Tracy, who works as a training manager for a U.S.-based company and a film teacher in a prestigious university on the side, loves watching movies. But before trooping to the mall, she and her family have a meal at home first and bring their own popcorn. She enjoys shopping for clothes every now and then but she never buys those that need to be dry cleaned.
Her husband has also traded his old habits of billiards and going out with the boys for a less costly pursuit such as watching his fish in the aquarium. “Sure he buys all kinds of fish, but he argues it keeps him home and is still cheaper than billiards with the boys,” Aquino jests.
She also makes it a point that her family lives a healthy lifestyle. She always buys fresh food mostly for their health value, but practically for the cheaper cost. Processed food such as your favorite can of luncheon meat is not only expensive but is bad for your health. She does the grocery once a week and always sticks to her list. She also tries to stay away from convenience stores unless it’s a matter of life and death.
On weekdays, she always brings a packed lunch and is seldom tempted to lunch out with officemates even on a Friday when everyone seems to be a little more forgiving about spending. No amount of peer pressure will budge her from enjoying her lunch lovingly cooked by the yaya. Tracy says, “One of the reasons I hate eating out are the taxes that make an already expensive meal even more costly by a few hundred pesos.”
She’s also a big believer in recycling. In her household, they collect old newspapers and used bottles as well as electronic junk such as old cellphone chargers that she exchanges for cash.
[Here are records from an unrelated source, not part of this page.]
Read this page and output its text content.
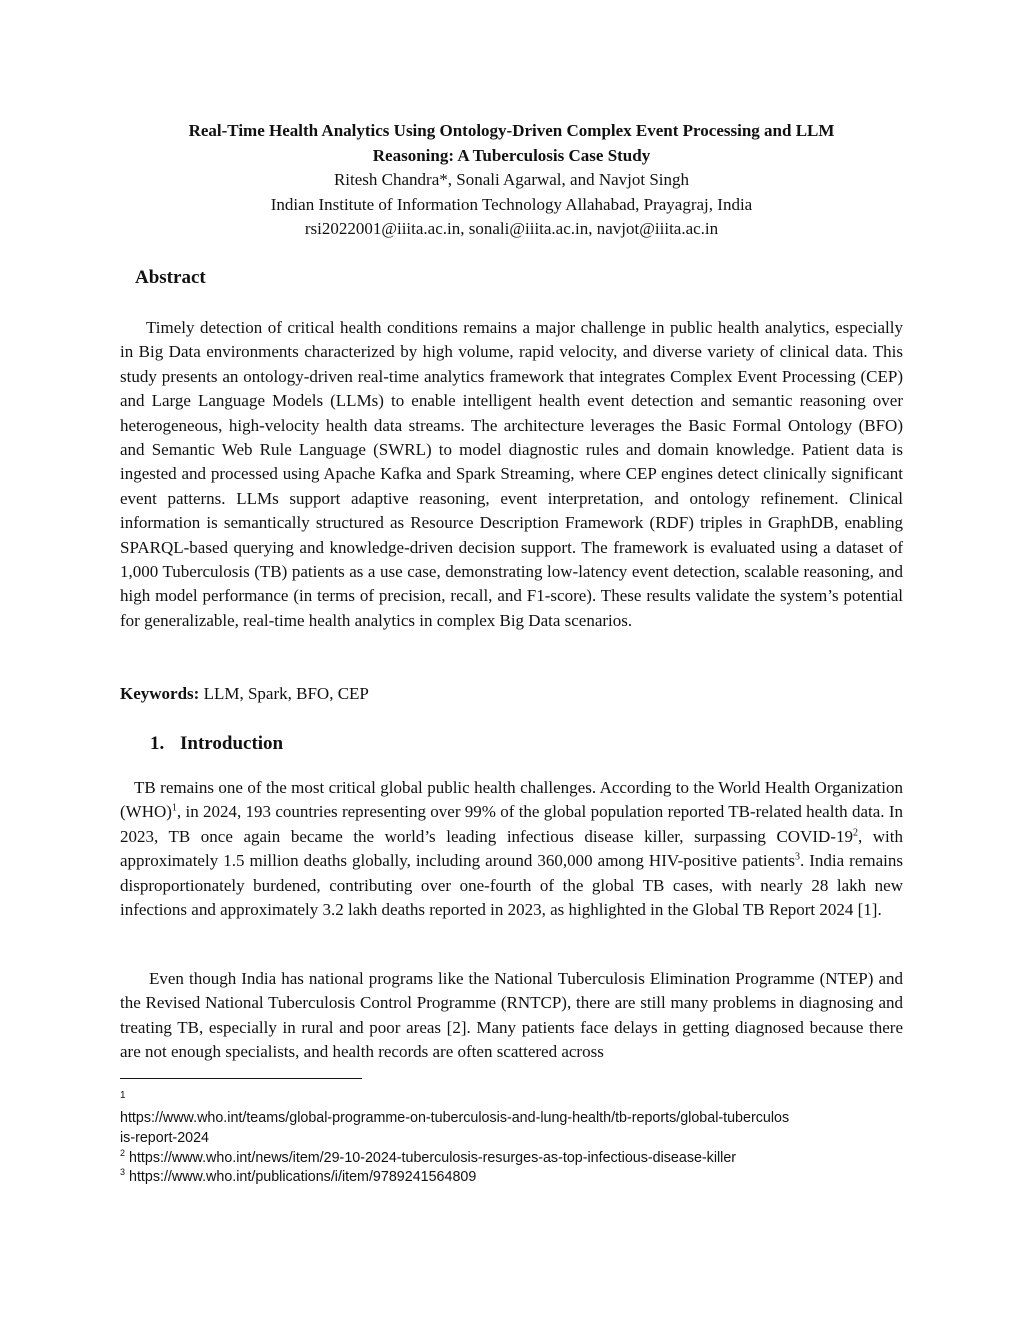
Real-Time Health Analytics Using Ontology-Driven Complex Event Processing and LLM
Reasoning: A Tuberculosis Case Study
Ritesh Chandra*, Sonali Agarwal, and Navjot Singh
Indian Institute of Information Technology Allahabad, Prayagraj, India
rsi2022001@iiita.ac.in, sonali@iiita.ac.in, navjot@iiita.ac.in
Abstract

Timely detection of critical health conditions remains a major challenge in public health analytics, especially in Big Data environments characterized by high volume, rapid velocity, and diverse variety of clinical data. This study presents an ontology-driven real-time analytics framework that integrates Complex Event Processing (CEP) and Large Language Models (LLMs) to enable intelligent health event detection and semantic reasoning over heterogeneous, high-velocity health data streams. The architecture leverages the Basic Formal Ontology (BFO) and Semantic Web Rule Language (SWRL) to model diagnostic rules and domain knowledge. Patient data is ingested and processed using Apache Kafka and Spark Streaming, where CEP engines detect clinically significant event patterns. LLMs support adaptive reasoning, event interpretation, and ontology refinement. Clinical information is semantically structured as Resource Description Framework (RDF) triples in GraphDB, enabling SPARQL-based querying and knowledge-driven decision support. The framework is evaluated using a dataset of 1,000 Tuberculosis (TB) patients as a use case, demonstrating low-latency event detection, scalable reasoning, and high model performance (in terms of precision, recall, and F1-score). These results validate the system’s potential for generalizable, real-time health analytics in complex Big Data scenarios.

Keywords: LLM, Spark, BFO, CEP
1. Introduction

TB remains one of the most critical global public health challenges. According to the World Health Organization (WHO)$^1$, in 2024, 193 countries representing over 99% of the global population reported TB-related health data. In 2023, TB once again became the world’s leading infectious disease killer, surpassing COVID-$19^2$, with approximately 1.5 million deaths globally, including around 360,000 among HIV-positive patients$^3$. India remains disproportionately burdened, contributing over one-fourth of the global TB cases, with nearly 28 lakh new infections and approximately 3.2 lakh deaths reported in 2023, as highlighted in the Global TB Report 2024 [1].

Even though India has national programs like the National Tuberculosis Elimination Programme (NTEP) and the Revised National Tuberculosis Control Programme (RNTCP), there are still many problems in diagnosing and treating TB, especially in rural and poor areas [2]. Many patients face delays in getting diagnosed because there are not enough specialists, and health records are often scattered across

1
https://www.who.int/teams/global-programme-on-tuberculosis-and-lung-health/tb-reports/global-tuberculos
is-report-2024
$^2$ https://www.who.int/news/item/29-10-2024-tuberculosis-resurges-as-top-infectious-disease-killer
$^3$ https://www.who.int/publications/i/item/9789241564809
To motivate her house help to segregate the trash according to recycling standards and to keep the newspapers and bottles, whatever cash they get from trading these goes to them.
Tracy also proudly declares that she buys her Christmas gifts on sale. In past years, she even made her own gifts. One time, she made 100 small killer whales made from paper-maché, attached with a picture of her family in scuba gear with the message “Save the Ocean”. Another time, she gave away paper weights made of pebbles she bought at two pesos each. She also makes her own Christmas wrapper using the very handy and cheap manila paper and decorate it with stamps made from vegetables out of which she carves her designs.
Saving is no strain on her at all because she has learned what others are still trying to achieve – to live simply and be content with what they have.